このパターンは、ログメッセージに含まれるクラスパスやパッケージ名の一部(例:com.example.service)でイベントをフィルタリングする際に役立ちます。同じフィールドに対して完全一致を行うと、フィールド値が文字列と完全に一致しない限りマッチに失敗します。

除外一致 (anything-but)

フィールド値が指定された値と等しくないイベントをマッチします。anything-but 演算子は、文字列、数値、配列、およびプレフィックスベースの除外をサポートします。

単一の文字列を除外

次のパターンは、data.stateinitializing でないイベントにマッチします。

{
    "data": {
        "state": [
            {
                "anything-but": "initializing"
            }
        ]
    }
}

単一の数値を除外

次のパターンは、data.x-limit123 でないイベントにマッチします。

{
    "data": {
        "x-limit": [
            {
                "anything-but": 123
            }
        ]
    }
}
複数の除外条件を AND 論理で組み合わせるには、同じパターン内の異なるフィールドに anything-but 条件を適用します。イベントはすべての除外条件を満たす必要があります。

複数の文字列を除外

次のパターンは、data.statestopped でも overloaded でもないイベントにマッチします。

{
    "data": {
        "state": [
            {
                "anything-but": [
                    "stopped",
                    "overloaded"
                ]
            }
        ]
    }
}

"state": "terminated" のイベントはマッチします。"state": "stopped" のイベントはマッチしません。

複数の数値を除外

次のパターンは、data.x-limit100200、または 300 でないイベントにマッチします。

{
    "data": {
        "x-limit": [
            {
                "anything-but": [
                    100,
                    200,
                    300
                ]
            }
        ]
    }
}

プレフィックスによる除外

次のパターンは、data.stateinit で始まらないイベントにマッチします。

{
    "data": {
        "state": [
            {
                "anything-but": {
                    "prefix": "init"
                }
            }
        ]
    }
}

"state": "pending" のイベントはマッチします。"state": "initializing" のイベントはマッチしません。

特定のイベントソースを除外

次のパターンは、Elastic Compute Service (ECS) 以外を起源とするイベントにマッチします。

{
    "source": [
        {
            "anything-but": [
                "acs.ecs"
            ]
        }
    ]
}

すべての Alibaba Cloud サービスイベントを除外

次のパターンは、acs. で始まるすべてのソースを除外することで、カスタムアプリケーションからのイベントのみにマッチします。

{
    "source": [
        {
            "anything-but": {
                "prefix": "acs."
            }
        }
    ]
}

数値一致

数値フィールドが特定の値に等しい、または範囲内にあるイベントをマッチします。numeric 演算子を、1 つ以上の比較演算子 (=><<=) とともに使用します。2 つの演算子をペアにすることで範囲を指定できます。

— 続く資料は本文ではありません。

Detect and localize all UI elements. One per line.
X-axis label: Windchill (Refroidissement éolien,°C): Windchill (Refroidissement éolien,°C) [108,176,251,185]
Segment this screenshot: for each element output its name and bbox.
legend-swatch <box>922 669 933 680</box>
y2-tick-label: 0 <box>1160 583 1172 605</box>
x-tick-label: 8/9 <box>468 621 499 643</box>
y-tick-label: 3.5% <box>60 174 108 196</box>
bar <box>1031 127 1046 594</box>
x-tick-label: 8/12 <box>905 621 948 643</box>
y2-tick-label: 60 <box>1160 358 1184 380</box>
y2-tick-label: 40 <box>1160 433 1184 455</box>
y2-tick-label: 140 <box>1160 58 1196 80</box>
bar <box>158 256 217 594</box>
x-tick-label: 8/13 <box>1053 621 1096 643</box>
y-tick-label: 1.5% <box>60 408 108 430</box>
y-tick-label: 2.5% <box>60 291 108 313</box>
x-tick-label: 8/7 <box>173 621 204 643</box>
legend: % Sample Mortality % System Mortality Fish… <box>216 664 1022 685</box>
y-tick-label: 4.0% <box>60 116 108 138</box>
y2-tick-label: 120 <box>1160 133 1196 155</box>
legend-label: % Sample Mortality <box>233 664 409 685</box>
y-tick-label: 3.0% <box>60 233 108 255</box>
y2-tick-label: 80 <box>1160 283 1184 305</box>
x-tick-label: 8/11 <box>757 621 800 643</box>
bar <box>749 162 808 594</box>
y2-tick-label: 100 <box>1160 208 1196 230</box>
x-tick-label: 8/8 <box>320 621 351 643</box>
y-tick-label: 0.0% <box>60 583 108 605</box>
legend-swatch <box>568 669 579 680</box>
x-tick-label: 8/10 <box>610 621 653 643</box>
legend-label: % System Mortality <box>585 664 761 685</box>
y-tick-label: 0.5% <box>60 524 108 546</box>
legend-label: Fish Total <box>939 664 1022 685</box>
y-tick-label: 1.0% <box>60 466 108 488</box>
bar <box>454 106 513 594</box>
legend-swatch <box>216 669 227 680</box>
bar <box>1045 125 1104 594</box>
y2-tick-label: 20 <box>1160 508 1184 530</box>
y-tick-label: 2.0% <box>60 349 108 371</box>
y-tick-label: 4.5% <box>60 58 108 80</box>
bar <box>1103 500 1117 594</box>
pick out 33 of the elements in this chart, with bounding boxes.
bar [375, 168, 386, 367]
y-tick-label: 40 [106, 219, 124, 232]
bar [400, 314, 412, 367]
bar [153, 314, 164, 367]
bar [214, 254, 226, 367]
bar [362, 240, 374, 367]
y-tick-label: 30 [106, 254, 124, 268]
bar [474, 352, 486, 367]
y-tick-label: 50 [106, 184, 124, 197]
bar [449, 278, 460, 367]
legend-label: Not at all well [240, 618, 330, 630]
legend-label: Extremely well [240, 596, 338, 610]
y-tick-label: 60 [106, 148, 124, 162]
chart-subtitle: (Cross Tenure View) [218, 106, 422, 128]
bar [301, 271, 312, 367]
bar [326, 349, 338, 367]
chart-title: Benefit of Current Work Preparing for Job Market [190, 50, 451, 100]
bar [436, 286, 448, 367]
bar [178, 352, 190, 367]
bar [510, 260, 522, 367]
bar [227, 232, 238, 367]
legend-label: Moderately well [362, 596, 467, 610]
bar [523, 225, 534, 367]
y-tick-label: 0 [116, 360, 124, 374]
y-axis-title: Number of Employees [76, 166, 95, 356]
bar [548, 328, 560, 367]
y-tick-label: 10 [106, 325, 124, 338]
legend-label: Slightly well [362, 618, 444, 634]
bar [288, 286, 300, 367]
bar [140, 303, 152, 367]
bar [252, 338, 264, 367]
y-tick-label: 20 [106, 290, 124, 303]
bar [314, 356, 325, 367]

次のパターンは、次の条件を満たすイベントにマッチします。

  • data.c-count が 0 より大きく、5 以下

  • data.d-count が 10 未満

  • data.x-limit が 301.8 に等しい

{
    "data": {
        "c-count": [
            {
                "numeric": [
                    ">",
                    0,
                    "<=",
                    5
                ]
            }
        ],
        "d-count": [
            {
                "numeric": [
                    "<",
                    10
                ]
            }
        ],
        "x-limit": [
            {
                "numeric": [
                    "=",
                    301.8
                ]
            }
        ]
    }
}
重要

数値マッチングは、-1.0e9 ~ +1.0e9 の範囲の値をサポートし、精度は最大 15 桁、小数点以下 6 桁までです。値は JSON 数値形式である必要があります。

IP アドレス一致

IP アドレスフィールドが CIDR ブロック内にあるイベントをマッチします。data オブジェクト内のフィールドに cidr 演算子を使用します。IPv4 アドレスのみがサポートされています。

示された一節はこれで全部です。